The Reel Review
Two cousins, one a free-spirited extrovert and the other one very reserved, take part in a guided tour through Poland as a tribute to their beloved late grandmother who was born there. During their journey old family issues arise, in this dramedy starring Kieran Culkin and Jesse Eisenberg, who also wrote and directed the film.

Set to a terrific travelogue backdrop of Poland and a score featuring songs from Chopin, A Real Pain initially appears to be yet another goofy buddy movie, but it is actually a really sweet and refreshingly introspective tale about love, grief and depression, and how they shape our own personalities and interactions with others.
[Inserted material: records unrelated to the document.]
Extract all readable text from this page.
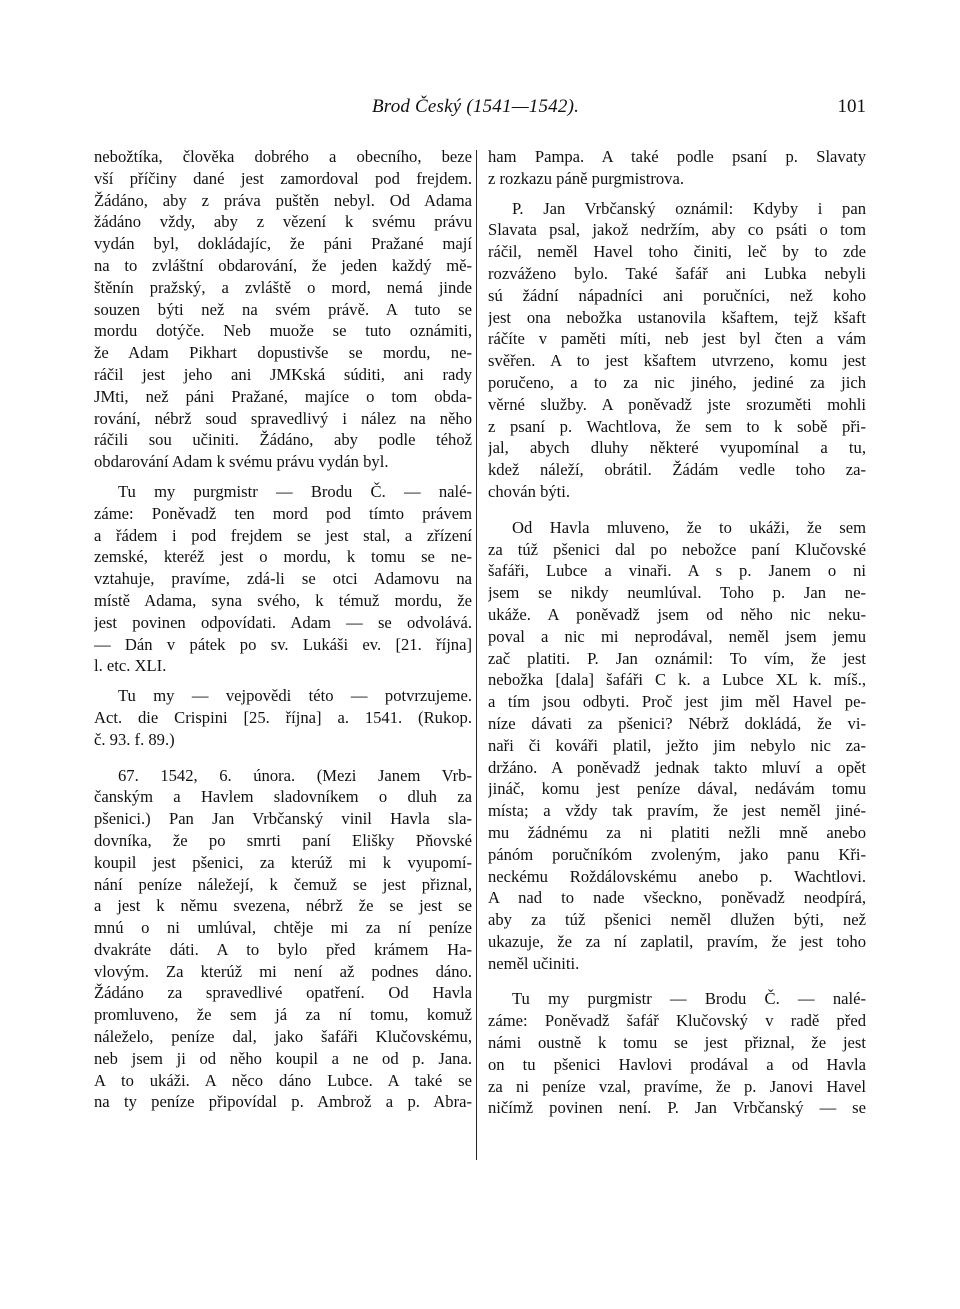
Brod Český (1541—1542).	101
nebožtíka, člověka dobrého a obecního, beze
vší příčiny dané jest zamordoval pod frejdem.
Žádáno, aby z práva puštěn nebyl. Od Adama
žádáno vždy, aby z vězení k svému právu
vydán byl, dokládajíc, že páni Pražané mají
na to zvláštní obdarování, že jeden každý mě-
štěnín pražský, a zvláště o mord, nemá jinde
souzen býti než na svém právě. A tuto se
mordu dotýče. Neb muože se tuto oznámiti,
že Adam Pikhart dopustivše se mordu, ne-
ráčil jest jeho ani JMKská súditi, ani rady
JMti, než páni Pražané, majíce o tom obda-
rování, nébrž soud spravedlivý i nález na něho
ráčili sou učiniti. Žádáno, aby podle téhož
obdarování Adam k svému právu vydán byl.
Tu my purgmistr — Brodu Č. — nalé-
záme: Poněvadž ten mord pod tímto právem
a řádem i pod frejdem se jest stal, a zřízení
zemské, kteréž jest o mordu, k tomu se ne-
vztahuje, pravíme, zdá-li se otci Adamovu na
místě Adama, syna svého, k témuž mordu, že
jest povinen odpovídati. Adam — se odvolává.
— Dán v pátek po sv. Lukáši ev. [21. října]
l. etc. XLI.
Tu my — vejpovědi této — potvrzujeme.
Act. die Crispini [25. října] a. 1541. (Rukop.
č. 93. f. 89.)
67. 1542, 6. února. (Mezi Janem Vrb-
čanským a Havlem sladovníkem o dluh za
pšenici.) Pan Jan Vrbčanský vinil Havla sla-
dovníka, že po smrti paní Elišky Pňovské
koupil jest pšenici, za kterúž mi k vyupomí-
nání peníze náležejí, k čemuž se jest přiznal,
a jest k němu svezena, nébrž že se jest se
mnú o ni umlúval, chtěje mi za ní peníze
dvakráte dáti. A to bylo před krámem Ha-
vlovým. Za kterúž mi není až podnes dáno.
Žádáno za spravedlivé opatření. Od Havla
promluveno, že sem já za ní tomu, komuž
náleželo, peníze dal, jako šafáři Klučovskému,
neb jsem ji od něho koupil a ne od p. Jana.
A to ukáži. A něco dáno Lubce. A také se
na ty peníze připovídal p. Ambrož a p. Abra-
ham Pampa. A také podle psaní p. Slavaty
z rozkazu páně purgmistrova.
P. Jan Vrbčanský oznámil: Kdyby i pan
Slavata psal, jakož nedržím, aby co psáti o tom
ráčil, neměl Havel toho činiti, leč by to zde
rozváženo bylo. Také šafář ani Lubka nebyli
sú žádní nápadníci ani poručníci, než koho
jest ona nebožka ustanovila kšaftem, tejž kšaft
ráčíte v paměti míti, neb jest byl čten a vám
svěřen. A to jest kšaftem utvrzeno, komu jest
poručeno, a to za nic jiného, jediné za jich
věrné služby. A poněvadž jste srozuměti mohli
z psaní p. Wachtlova, že sem to k sobě při-
jal, abych dluhy některé vyupomínal a tu,
kdež náleží, obrátil. Žádám vedle toho za-
chován býti.
Od Havla mluveno, že to ukáži, že sem
za túž pšenici dal po nebožce paní Klučovské
šafáři, Lubce a vinaři. A s p. Janem o ni
jsem se nikdy neumlúval. Toho p. Jan ne-
ukáže. A poněvadž jsem od něho nic neku-
poval a nic mi neprodával, neměl jsem jemu
zač platiti. P. Jan oznámil: To vím, že jest
nebožka [dala] šafáři C k. a Lubce XL k. míš.,
a tím jsou odbyti. Proč jest jim měl Havel pe-
níze dávati za pšenici? Nébrž dokládá, že vi-
naři či kováři platil, ježto jim nebylo nic za-
držáno. A poněvadž jednak takto mluví a opět
jináč, komu jest peníze dával, nedávám tomu
místa; a vždy tak pravím, že jest neměl jiné-
mu žádnému za ni platiti nežli mně anebo
pánóm poručníkóm zvoleným, jako panu Kři-
neckému Roždálovskému anebo p. Wachtlovi.
A nad to nade všeckno, poněvadž neodpírá,
aby za túž pšenici neměl dlužen býti, než
ukazuje, že za ní zaplatil, pravím, že jest toho
neměl učiniti.
Tu my purgmistr — Brodu Č. — nalé-
záme: Poněvadž šafář Klučovský v radě před
námi oustně k tomu se jest přiznal, že jest
on tu pšenici Havlovi prodával a od Havla
za ni peníze vzal, pravíme, že p. Janovi Havel
ničímž povinen není. P. Jan Vrbčanský — se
Eisenberg’s screenplay deftly balances humor with solemn emotions, his performance the perfect foil to Culkin’s as the infuriatingly inappropriate but lovable, free-spirited cousin. Eisenberg’s heartfelt restaurant monologue will resonate with anyone dealing with complicated family members. A Real Pain is a really sweet, thought-provoking film.
REEL FACTS
• The characters in the film visit the Nazi German concentration camp Majdanek near the Polish city of Lublin. From 1941 to 1944, German Nazis murdered about 80,000 people there, 59,000 of whom were Jews and the rest mainly members of the intelligentsia and the resistance movement.
• A Real Pain is only the second non-documentary feature film allowed to film inside a concentration camp, after the 2008 WWII Jewish resistance drama Defiance, which stars Daniel Craig and Liev Schroeder.

• Jennifer Grey recently lost her home in the deadly Los Angeles wildfires.